Additional changes include:

- Oil dipstick approximately 1" (26mm) shorter compared to early M42 engines. Routing of dipstick and tube changed to accommodate location of the pressure control valve for the redesigned crankcase ventilation system.

- Two poly v-belts drive all accessory component rotary drives. The first belt (2) drives the new compact design air conditioning compressor. Note: See fill capacity label on the vehicle when servicing the A/C system for new system filling capacity.

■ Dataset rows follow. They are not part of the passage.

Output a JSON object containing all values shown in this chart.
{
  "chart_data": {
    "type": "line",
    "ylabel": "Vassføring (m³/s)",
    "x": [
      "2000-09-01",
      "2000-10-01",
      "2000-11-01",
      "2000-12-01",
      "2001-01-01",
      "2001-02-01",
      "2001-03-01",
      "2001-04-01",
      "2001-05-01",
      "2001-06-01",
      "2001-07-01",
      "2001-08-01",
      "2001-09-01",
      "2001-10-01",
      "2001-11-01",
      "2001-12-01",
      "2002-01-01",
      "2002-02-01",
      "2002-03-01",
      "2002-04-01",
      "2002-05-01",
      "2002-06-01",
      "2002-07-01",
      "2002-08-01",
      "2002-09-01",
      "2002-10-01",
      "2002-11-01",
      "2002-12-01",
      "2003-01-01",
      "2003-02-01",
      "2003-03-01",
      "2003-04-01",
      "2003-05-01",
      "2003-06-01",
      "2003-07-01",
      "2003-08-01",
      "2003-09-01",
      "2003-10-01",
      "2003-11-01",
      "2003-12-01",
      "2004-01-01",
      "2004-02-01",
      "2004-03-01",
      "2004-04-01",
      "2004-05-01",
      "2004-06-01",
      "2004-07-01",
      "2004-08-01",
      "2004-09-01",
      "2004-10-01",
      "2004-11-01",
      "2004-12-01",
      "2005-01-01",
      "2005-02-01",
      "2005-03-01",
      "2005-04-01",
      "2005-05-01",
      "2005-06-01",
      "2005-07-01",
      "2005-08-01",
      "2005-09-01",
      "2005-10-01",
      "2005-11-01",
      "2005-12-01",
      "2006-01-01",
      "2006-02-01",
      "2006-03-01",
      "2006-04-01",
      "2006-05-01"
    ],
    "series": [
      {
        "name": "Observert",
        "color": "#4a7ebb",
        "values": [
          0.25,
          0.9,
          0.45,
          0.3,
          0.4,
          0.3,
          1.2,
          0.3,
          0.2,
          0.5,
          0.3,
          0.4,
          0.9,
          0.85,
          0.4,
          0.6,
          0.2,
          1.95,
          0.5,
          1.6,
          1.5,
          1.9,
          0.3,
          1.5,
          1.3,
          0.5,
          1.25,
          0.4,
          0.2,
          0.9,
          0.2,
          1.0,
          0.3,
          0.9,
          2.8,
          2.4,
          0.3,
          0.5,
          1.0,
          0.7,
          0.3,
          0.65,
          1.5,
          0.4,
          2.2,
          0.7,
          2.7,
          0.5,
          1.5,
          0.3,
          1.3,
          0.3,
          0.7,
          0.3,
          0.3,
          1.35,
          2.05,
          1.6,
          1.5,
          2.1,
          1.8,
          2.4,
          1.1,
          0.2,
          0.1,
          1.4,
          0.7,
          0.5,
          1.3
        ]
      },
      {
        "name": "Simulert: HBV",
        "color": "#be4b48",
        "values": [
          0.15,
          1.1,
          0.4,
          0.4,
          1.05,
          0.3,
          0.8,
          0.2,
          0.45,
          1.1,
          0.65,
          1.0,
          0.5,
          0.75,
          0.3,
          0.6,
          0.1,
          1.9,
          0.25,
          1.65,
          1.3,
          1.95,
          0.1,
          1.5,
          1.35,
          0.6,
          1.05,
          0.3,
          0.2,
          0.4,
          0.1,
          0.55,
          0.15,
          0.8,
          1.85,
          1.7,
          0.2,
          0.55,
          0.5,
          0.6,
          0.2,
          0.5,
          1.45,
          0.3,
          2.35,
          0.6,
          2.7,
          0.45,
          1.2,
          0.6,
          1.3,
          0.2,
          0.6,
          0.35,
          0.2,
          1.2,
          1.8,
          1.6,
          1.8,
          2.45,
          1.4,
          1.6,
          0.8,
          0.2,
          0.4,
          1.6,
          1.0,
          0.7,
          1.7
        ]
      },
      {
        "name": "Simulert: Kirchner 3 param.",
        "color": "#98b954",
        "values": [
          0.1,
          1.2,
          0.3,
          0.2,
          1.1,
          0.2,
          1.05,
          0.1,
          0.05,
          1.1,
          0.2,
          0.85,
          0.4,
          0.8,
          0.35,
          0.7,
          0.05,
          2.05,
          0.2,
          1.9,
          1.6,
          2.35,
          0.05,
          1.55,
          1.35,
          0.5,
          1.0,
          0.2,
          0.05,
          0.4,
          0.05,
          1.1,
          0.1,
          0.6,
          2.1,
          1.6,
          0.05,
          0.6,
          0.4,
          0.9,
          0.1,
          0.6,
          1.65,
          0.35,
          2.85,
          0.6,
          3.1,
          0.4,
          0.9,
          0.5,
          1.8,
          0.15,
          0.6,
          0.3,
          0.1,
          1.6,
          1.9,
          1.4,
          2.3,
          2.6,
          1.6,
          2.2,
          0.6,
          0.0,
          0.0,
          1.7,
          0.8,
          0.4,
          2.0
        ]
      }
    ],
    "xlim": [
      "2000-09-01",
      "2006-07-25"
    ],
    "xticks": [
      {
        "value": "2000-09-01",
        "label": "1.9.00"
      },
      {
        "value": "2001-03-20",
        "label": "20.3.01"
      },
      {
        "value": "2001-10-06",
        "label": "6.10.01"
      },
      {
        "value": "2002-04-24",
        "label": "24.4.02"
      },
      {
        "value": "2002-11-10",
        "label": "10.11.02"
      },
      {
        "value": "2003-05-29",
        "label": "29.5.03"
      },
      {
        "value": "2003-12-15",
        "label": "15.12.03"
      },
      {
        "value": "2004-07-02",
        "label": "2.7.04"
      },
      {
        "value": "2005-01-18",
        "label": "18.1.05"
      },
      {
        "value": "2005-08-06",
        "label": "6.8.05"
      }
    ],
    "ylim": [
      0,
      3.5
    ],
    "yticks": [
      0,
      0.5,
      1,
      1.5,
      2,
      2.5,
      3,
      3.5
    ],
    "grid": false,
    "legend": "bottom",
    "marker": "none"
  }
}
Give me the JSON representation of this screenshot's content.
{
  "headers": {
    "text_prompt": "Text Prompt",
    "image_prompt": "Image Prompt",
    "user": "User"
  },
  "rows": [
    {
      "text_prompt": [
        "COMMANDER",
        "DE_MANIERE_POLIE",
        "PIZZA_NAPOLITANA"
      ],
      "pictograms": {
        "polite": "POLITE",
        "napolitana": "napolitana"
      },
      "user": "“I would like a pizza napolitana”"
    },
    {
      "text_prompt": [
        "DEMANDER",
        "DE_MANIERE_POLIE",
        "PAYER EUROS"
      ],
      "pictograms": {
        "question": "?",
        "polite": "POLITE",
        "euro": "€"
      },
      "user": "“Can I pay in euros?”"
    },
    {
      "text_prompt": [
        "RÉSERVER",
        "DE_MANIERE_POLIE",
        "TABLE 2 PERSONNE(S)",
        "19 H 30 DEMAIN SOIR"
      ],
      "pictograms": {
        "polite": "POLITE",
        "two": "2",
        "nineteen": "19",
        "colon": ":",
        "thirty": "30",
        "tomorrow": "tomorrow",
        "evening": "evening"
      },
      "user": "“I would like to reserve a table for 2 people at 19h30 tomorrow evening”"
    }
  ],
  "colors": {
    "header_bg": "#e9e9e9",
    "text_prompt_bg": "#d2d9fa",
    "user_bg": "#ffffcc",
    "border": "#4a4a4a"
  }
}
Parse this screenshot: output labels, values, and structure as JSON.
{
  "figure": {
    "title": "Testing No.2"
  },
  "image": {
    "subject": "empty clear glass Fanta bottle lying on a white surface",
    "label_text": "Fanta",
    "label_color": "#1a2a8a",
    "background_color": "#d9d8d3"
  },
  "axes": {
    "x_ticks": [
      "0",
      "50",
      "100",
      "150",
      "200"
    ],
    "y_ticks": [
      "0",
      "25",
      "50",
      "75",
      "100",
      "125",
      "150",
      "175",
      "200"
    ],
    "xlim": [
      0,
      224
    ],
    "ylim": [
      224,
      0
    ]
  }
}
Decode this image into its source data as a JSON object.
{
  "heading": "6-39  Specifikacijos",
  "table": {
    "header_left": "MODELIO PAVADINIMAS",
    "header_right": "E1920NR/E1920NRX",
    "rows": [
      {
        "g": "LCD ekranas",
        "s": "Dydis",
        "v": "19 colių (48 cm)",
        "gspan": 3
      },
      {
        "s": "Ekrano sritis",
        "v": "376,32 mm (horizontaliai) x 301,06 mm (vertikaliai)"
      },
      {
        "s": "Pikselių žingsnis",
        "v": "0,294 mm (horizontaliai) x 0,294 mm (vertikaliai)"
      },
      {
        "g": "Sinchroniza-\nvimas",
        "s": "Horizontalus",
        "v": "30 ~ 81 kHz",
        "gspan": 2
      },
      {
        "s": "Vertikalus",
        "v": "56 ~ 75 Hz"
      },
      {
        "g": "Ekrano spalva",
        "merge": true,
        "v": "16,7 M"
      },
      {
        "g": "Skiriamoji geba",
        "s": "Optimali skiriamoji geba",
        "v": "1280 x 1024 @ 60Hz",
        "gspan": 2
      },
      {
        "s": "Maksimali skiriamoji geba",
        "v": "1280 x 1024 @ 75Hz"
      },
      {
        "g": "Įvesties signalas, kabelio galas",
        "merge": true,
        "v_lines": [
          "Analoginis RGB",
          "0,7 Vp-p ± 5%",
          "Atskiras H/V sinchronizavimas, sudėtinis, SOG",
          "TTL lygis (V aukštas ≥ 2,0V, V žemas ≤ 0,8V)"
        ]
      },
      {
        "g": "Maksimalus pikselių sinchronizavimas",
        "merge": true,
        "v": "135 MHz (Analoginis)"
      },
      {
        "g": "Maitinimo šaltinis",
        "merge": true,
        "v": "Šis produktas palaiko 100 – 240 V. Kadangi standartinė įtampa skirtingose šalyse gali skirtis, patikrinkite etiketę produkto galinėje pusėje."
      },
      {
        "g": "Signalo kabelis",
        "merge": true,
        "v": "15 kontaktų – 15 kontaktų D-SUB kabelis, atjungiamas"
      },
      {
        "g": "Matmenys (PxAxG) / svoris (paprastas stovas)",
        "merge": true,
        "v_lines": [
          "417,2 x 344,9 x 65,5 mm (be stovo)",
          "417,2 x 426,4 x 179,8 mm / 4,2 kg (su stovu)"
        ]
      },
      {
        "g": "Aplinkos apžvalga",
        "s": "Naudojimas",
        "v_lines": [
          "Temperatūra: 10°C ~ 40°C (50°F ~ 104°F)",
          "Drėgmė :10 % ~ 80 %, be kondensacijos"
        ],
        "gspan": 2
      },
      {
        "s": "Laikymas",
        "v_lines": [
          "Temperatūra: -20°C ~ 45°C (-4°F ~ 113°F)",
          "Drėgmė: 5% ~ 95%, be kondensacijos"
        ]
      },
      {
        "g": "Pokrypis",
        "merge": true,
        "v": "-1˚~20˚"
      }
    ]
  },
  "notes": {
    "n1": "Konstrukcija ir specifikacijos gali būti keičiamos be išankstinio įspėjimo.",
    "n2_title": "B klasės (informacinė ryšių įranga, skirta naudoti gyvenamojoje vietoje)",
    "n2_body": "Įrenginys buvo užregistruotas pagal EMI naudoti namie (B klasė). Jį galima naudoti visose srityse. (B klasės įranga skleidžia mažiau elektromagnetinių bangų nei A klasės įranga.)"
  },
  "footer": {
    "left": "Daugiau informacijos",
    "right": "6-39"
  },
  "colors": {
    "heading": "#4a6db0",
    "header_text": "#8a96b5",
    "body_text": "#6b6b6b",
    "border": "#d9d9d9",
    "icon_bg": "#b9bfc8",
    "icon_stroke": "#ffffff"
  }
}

- The second belt (1) drives the new smaller power steering pump, new 80A generator and the water pump. The belt tensioner for this drive is mechanically dampened by a spring damper.

Air Shroud Injector

To comply with emission regulations, a new air shroud injection system is used which allows additional metered air to be drawn into the combustion chamber thus lowering CO/HC emissions.

(1) Idle control valve

(2) Connection to intake bellows boot

(3) Connection to intake manifold

(4) Hoses for air shrouded injectors (ported vacuum)

The metered air drawn into the combustion chamber via the injectors is taken from a fitting located in the intake system bellows boot in front of the throttle body (ported vacuum). Due to the pressure differential, ported vs. manifold vacuum at the injector tip, the system is self-regulating with greater airflow to reduce emissions in the idle and low part load engine ranges, i.e., (large pressure differential) more air drawn in versus less airflow during high part load and full load engine ranges, i.e., (small pressure differential) less air drawn in.

(1) Air hose fitting

(2) Fuel injector rail fitting

The air shrouded injectors incorporate a hose fitting on the outer injector body which connects each injector, via a rubber hose, to the new idle control valve molded hose, located under the intake manifold. The gap between the inner and outer body of the fuel injector guides the metered air and allows it to disperse and mix with the injected fuel at the injector tip (improved fuel atomization)